At first glance, this collage seems to evoke the passion and carelessness of childhood that finds its momentum through our early years of life. It seems to me that we must find our way back to this feeling once we’ve entered adulthood, as life can sometimes bring us difficult moments. By personifying the road, which represents our journeys through life, into a joyful silhouette who appears rebellious and playful, I wanted to emphasize the importance of desire as a vital element in life.
nini
2nd year, Studio Arts
learning to fly
32″ x 40″ x 1.5″
fibers (wool roving-felting, wool yarn-crochet, poly-fill, and found objects)
2022
Description:
There’s a recurring spirit of playfulness in my practice and often imagery that may be associated with a lighthearted childlikeness. With my hands and fibers, I build the key to the world I want to live in. Whenever someone puts on these wings, the entrance of a world abundant in care and kindness reveals itself. In this space, the one who believes in patiently waiting for the wind reaches higher heights than the one who can only flap their wings the fastest; the one who contributes what they can is fuller than the one who takes it all.
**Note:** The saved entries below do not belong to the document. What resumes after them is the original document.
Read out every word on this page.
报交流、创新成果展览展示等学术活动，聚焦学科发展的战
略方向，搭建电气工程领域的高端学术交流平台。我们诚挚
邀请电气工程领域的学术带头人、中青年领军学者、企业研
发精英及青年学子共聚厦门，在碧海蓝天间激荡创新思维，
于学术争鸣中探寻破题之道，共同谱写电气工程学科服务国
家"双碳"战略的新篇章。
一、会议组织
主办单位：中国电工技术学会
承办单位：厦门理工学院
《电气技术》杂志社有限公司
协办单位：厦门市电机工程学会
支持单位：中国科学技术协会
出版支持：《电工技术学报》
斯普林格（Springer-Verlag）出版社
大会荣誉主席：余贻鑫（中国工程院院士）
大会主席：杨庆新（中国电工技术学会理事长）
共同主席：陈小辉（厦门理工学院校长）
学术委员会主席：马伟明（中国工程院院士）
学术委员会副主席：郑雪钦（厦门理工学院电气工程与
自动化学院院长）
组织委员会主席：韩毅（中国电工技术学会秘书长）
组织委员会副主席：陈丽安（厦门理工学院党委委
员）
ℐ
I hope to create this place, learn in this place, and make this place my home.
Andrea Chenier
2nd year, Studio Arts and Art History
Revival
60 x 20 inches
oil on canvas
2023
Description:
My painting Revival is about the hope that the changing of the seasons brings. I and many others struggle with winter and the seasonal depression it brings along. In this painting I explore the feeling of being saved when the snow begins to melt, and the trees start budding. The figure on the left of the painting represents myself or anyone else who struggles with winter like I do. Their clothing is wrinkled, and they appear tired, weighed down as they rest on the figure to the right, which represents the coming of spring. This figure appears happy and wears a pretty summer dress, painted in bright pinks, blues and yellows. The two figures clutch each other’s hands tightly. For the figure on the left, it is because they desperately need the smiling spring woman. The smiling woman clutches back, appearing happy to be a saviour for this person. Spring is my impetus for joy.
Levana Katz
6th year, Studio Arts
Swarm
collection of pieces ranging between 7.5″ x 20″ and 4″ x 12″
screenprint on paper, beeswax
2022
Description:
Swarm is part of an ongoing exploration of Hebrew calligraphy as a reference for my drawing practice. Hebrew calligraphy is an important part of my connection to both my Jewish heritage and my family, as it is a skill my mother passed on to me.
In these silkscreen prints, the fluid lines of the Hebrew letter “Lamed” (the first letter of my name) constitute the bodies of dragonflies, my mother’s favourite insect. In Jewish Mysticism, dragonflies represent transformation. While the Hebrew letters are reimagined as dragonflies, a symbol of continuity and change, they are encased in wax, a static material. The organic forms of the prints carry the tension between preservation and growth, as the final sculptures signal to a swarm of dragonflies in flight, insects encased in captivity, or a calligraphic signature.